Privacy and security: the myth of anonymity
A common mistake is assuming that once text is turned into numbers (tokens), the data becomes “anonymous”. It doesn’t.
Tokenisation is not anonymisation. It’s just encoding.
Why it’s a real problem
- Names, emails, tax IDs, health references, or disciplinary details remain faithfully represented—and often reconstructable.
- If prompts are logged (in uncontrolled systems), you may be transferring personal or confidential data in practice.
- Even when data isn’t directly identifying, combinations can make it identifying (re-identification risk).
What “governing” usage really means
For business and the public sector, the key question isn’t “Is AI powerful?” It’s:
What data can enter the system, where is it processed, under which safeguards, and for what purpose?
A baseline governance package—especially in regulated environments—should include:
- clear policies on allowed vs. prohibited data
- minimisation: only share what is strictly necessary
- controlled environments (enterprise tenants/services where possible)

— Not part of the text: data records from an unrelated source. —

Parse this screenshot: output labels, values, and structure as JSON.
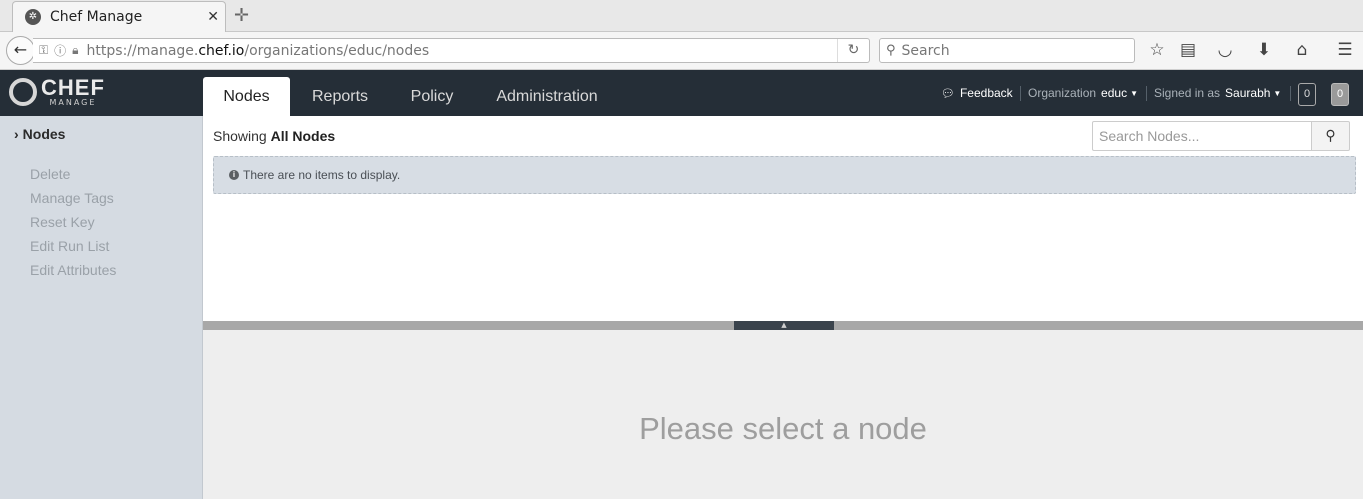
{
  "browser": {
    "tab_title": "Chef Manage",
    "tab_close": "✕",
    "new_tab": "✛",
    "url_prefix": "https://manage.",
    "url_host": "chef.io",
    "url_path": "/organizations/educ/nodes",
    "search_placeholder": "Search"
  },
  "header": {
    "logo_text": "CHEF",
    "logo_sub": "MANAGE",
    "tabs": [
      {
        "label": "Nodes",
        "active": true
      },
      {
        "label": "Reports",
        "active": false
      },
      {
        "label": "Policy",
        "active": false
      },
      {
        "label": "Administration",
        "active": false
      }
    ],
    "feedback_label": "Feedback",
    "organization_label": "Organization",
    "organization_value": "educ",
    "signed_in_label": "Signed in as",
    "signed_in_user": "Saurabh",
    "badge_1": "0",
    "badge_2": "0"
  },
  "sidebar": {
    "title": "Nodes",
    "actions": [
      "Delete",
      "Manage Tags",
      "Reset Key",
      "Edit Run List",
      "Edit Attributes"
    ]
  },
  "main": {
    "showing_prefix": "Showing",
    "showing_value": "All Nodes",
    "search_placeholder": "Search Nodes...",
    "empty_message": "There are no items to display."
  },
  "detail": {
    "message": "Please select a node"
  },
  "colors": {
    "header_bg": "#252e37",
    "sidebar_bg": "#d5dbe2",
    "alert_bg": "#d7dde4",
    "detail_bg": "#eeeeee"
  }
}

- source traceability for critical outputs
- staff training: security isn’t only technical—it’s behavioural
Conclusion: tokens as a strategic digital KPI
Tokens are the “currency” that pays for both performance and risk in generative AI. That’s why they shouldn’t be treated as a technical detail, but as a strategic KPI:
- Cost: manage input/output; standardise prompts and templates
- Performance: avoid context saturation; optimise workflows
- Quality: reduce hallucinations with constraints, verification, and sources
- Compliance: prevent data-handling errors and misuse
If you can govern tokens, you can govern AI adoption.